New US nukes targeted at Third World

April 23, 1997
Issue 

New US nukes targeted at Third World

By David Muller

The US government is stepping up the technological and nuclear arms race against the Third World. In early April, six radar-evading B-2 "Stealth" bombers were officially commissioned into the US nuclear strike force with a new generation of penetrator nuclear bombs.

The weapons are the biggest enhancement of US nuclear capability since the Cold War's end. The Pentagon can now launch precision raids from its own soil against command bunkers in Iraq or the kind of chemical-weapons factory the US says Libya is building inside a mountain.

The 3.6 metre-long B61-11 drills deep into the earth before exploding in a blast whose shockwaves can crush targets hundreds of metres below, according to information from the Los Alamos Study Group and Greenpeace.

Those organisations charge that this new deployment is a dangerous attempt to expand the role of nuclear weapons to pre-emptive weapons for potential use against non-nuclear Third World countries.

The B61-11 is an earth-penetrating nuclear bomb that can be delivered by variety of US aircraft, including F-16 fighter planes, B-1 and B-2 bombers and possibly the B-52 bomber. As a low yield earth-penetrating "mininuke", it could provide the United States with a weapon that some say could be more realistically used than larger nuclear bombs in regional conflicts.

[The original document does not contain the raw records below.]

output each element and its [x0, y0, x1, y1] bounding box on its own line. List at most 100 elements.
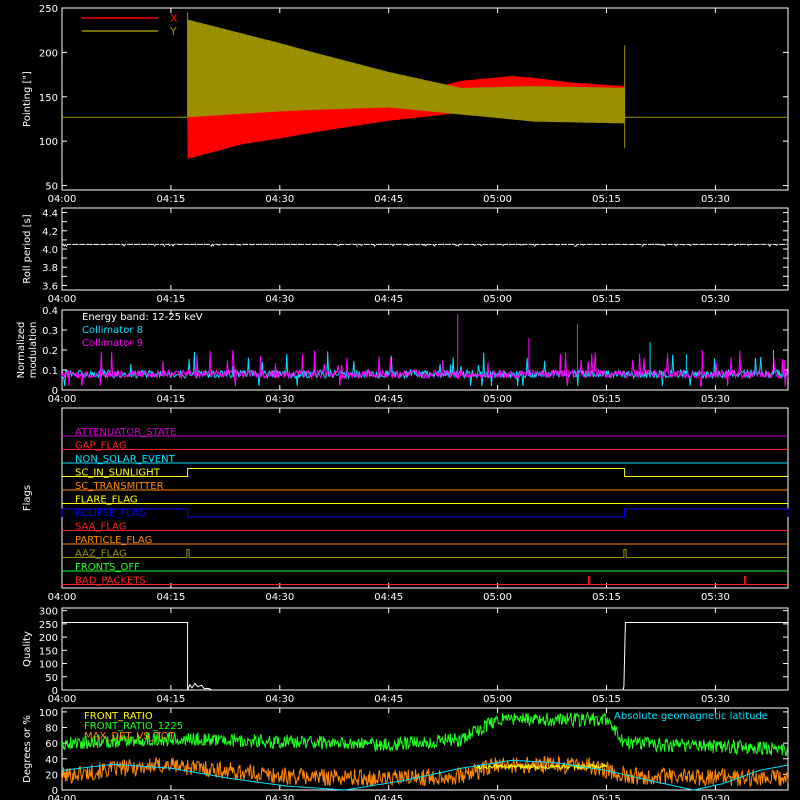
- x-tick-label: 04:45: [374, 592, 403, 603]
- y-tick-label: 4.2: [42, 227, 58, 238]
- x-tick-label: 04:15: [156, 794, 185, 800]
- x-tick-label: 05:00: [483, 694, 512, 705]
- x-tick-label: 04:45: [374, 294, 403, 305]
- x-tick-label: 04:45: [374, 794, 403, 800]
- y-tick-label: 200: [39, 633, 58, 644]
- roll-period-line: [62, 243, 788, 248]
- y-tick-label: 50: [45, 673, 58, 684]
- y-tick-label: 4.4: [42, 209, 58, 220]
- y-tick-label: 100: [39, 660, 58, 671]
- x-tick-label: 04:15: [156, 394, 185, 405]
- x-tick-label: 05:15: [592, 694, 621, 705]
- y-tick-label: 0.1: [42, 366, 58, 377]
- flag-label-particle_flag: PARTICLE_FLAG: [75, 535, 152, 546]
- modulation-series-0: [61, 351, 789, 387]
- x-tick-label: 05:15: [592, 592, 621, 603]
- legend-label-x: X: [170, 12, 178, 25]
- y-axis-label: Quality: [22, 631, 33, 667]
- panel-roll-period: 04:00 04:15 04:30 04:45 05:00 05:15 05:30 3.6 3.…: [22, 207, 789, 305]
- flag-label-non_solar_event: NON_SOLAR_EVENT: [75, 454, 176, 465]
- y-tick-label: 300: [39, 607, 58, 618]
- x-tick-label: 05:00: [483, 394, 512, 405]
- flag-trace-aaz_flag: [62, 549, 788, 558]
- x-tick-label: 04:30: [265, 194, 294, 205]
- x-tick-label: 05:00: [483, 794, 512, 800]
- legend-label-y: Y: [169, 25, 177, 38]
- x-tick-label: 04:00: [48, 394, 77, 405]
- x-tick-label: 05:00: [483, 194, 512, 205]
- flag-label-eclipse_flag: ECLIPSE_FLAG: [75, 508, 146, 519]
- latitude-annotation: Absolute geomagnetic latitude: [614, 711, 768, 722]
- series-front-ratio: [475, 762, 607, 771]
- y-axis-label-line: modulation: [28, 322, 39, 379]
- y-tick-label: 150: [39, 93, 58, 104]
- y-tick-label: 150: [39, 646, 58, 657]
- y-tick-label: 20: [45, 770, 58, 781]
- x-tick-label: 04:00: [48, 592, 77, 603]
- series-geomagnetic-latitude: [61, 759, 789, 791]
- x-tick-label: 05:30: [701, 194, 730, 205]
- y-tick-label: 3.8: [42, 263, 58, 274]
- y-tick-label: 250: [39, 620, 58, 631]
- x-tick-label: 04:45: [374, 394, 403, 405]
- latitude-legend-2: MAX_DET_VS_TOT: [84, 731, 176, 742]
- x-tick-label: 05:30: [701, 294, 730, 305]
- flag-label-aaz_flag: AAZ_FLAG: [75, 549, 127, 560]
- y-tick-label: 250: [39, 4, 58, 15]
- flag-label-gap_flag: GAP_FLAG: [75, 441, 127, 452]
- x-tick-label: 05:15: [592, 794, 621, 800]
- flag-label-sc_transmitter: SC_TRANSMITTER: [75, 481, 164, 492]
- flag-trace-bad_packets: [62, 576, 788, 585]
- y-axis-label: Degrees or %: [22, 715, 33, 783]
- x-tick-label: 05:15: [592, 394, 621, 405]
- x-tick-label: 04:15: [156, 592, 185, 603]
- y-tick-label: 0.2: [42, 346, 58, 357]
- panel-pointing: 04:00 04:15 04:30 04:45 05:00 05:15 05:30 50 100…: [22, 4, 789, 205]
- y-tick-label: 40: [45, 755, 58, 766]
- y-tick-label: 50: [45, 182, 58, 193]
- x-tick-label: 04:00: [48, 194, 77, 205]
- x-tick-label: 04:30: [265, 394, 294, 405]
- y-tick-label: 100: [39, 708, 58, 719]
- y-axis-label-line: Normalized: [16, 322, 27, 379]
- modulation-legend-1: Collimator 9: [82, 338, 143, 349]
- latitude-frame: [61, 707, 789, 791]
- x-tick-label: 04:15: [156, 694, 185, 705]
- x-tick-label: 05:30: [701, 694, 730, 705]
- flag-trace-sc_in_sunlight: [62, 468, 788, 477]
- pointing-series-y: [187, 19, 626, 124]
- y-axis-label: Pointing ["]: [22, 71, 33, 127]
- x-tick-label: 04:30: [265, 592, 294, 603]
- x-tick-label: 04:30: [265, 694, 294, 705]
- y-tick-label: 0: [52, 686, 58, 697]
- y-tick-label: 0: [52, 786, 58, 797]
- flag-label-saa_flag: SAA_FLAG: [75, 522, 126, 533]
- panel-latitude: 04:00 04:15 04:30 04:45 05:00 05:15 05:30 0 20 40…: [22, 707, 789, 800]
- series-max-det-vs-tot: [61, 755, 789, 788]
- x-tick-label: 04:15: [156, 194, 185, 205]
- flag-label-sc_in_sunlight: SC_IN_SUNLIGHT: [75, 468, 161, 479]
- quality-frame: [61, 607, 789, 691]
- panel-quality: 04:00 04:15 04:30 04:45 05:00 05:15 05:30 0 50 10…: [22, 607, 789, 705]
- x-tick-label: 04:30: [265, 294, 294, 305]
- x-tick-label: 04:15: [156, 294, 185, 305]
- y-tick-label: 0: [52, 386, 58, 397]
- y-tick-label: 4.0: [42, 245, 58, 256]
- y-tick-label: 3.6: [42, 281, 58, 292]
- pointing-frame: [61, 7, 789, 191]
- x-tick-label: 05:15: [592, 194, 621, 205]
- y-tick-label: 200: [39, 48, 58, 59]
- y-tick-label: 60: [45, 739, 58, 750]
- x-tick-label: 04:00: [48, 794, 77, 800]
- flag-trace-eclipse_flag: [61, 508, 789, 518]
- x-tick-label: 04:00: [48, 294, 77, 305]
- y-tick-label: 0.3: [42, 326, 58, 337]
- quality-line: [62, 622, 788, 691]
- modulation-legend-0: Collimator 8: [82, 325, 143, 336]
- x-tick-label: 04:45: [374, 194, 403, 205]
- flags-frame: [61, 407, 789, 589]
- flag-label-fronts_off: FRONTS_OFF: [75, 562, 140, 573]
- x-tick-label: 05:00: [483, 294, 512, 305]
- x-tick-label: 04:45: [374, 694, 403, 705]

"This new nuclear capability makes it obvious that decision makers in the Clinton administration are expanding the post-Cold War role of nuclear weapons", said Greg Mello, director of Los Alamos Study Group. "You have to ask, who are the targets: the Russians? or Third-World countries?"

The earth-penetrating capability is intended for deeply buried targets such as command and control bunkers. Senior Pentagon officials ignited controversy last April by suggesting that the earth-penetrating weapon would soon be available for possible use against a suspected underground chemical factory being built by Libya at Tarhunah.

This thinly veiled threat came just 11 days after the United States signed the African Nuclear Weapons Free Zone Treaty, designed to prohibit signatories from using or threatening to use nuclear weapons against any other signatory, including Libya.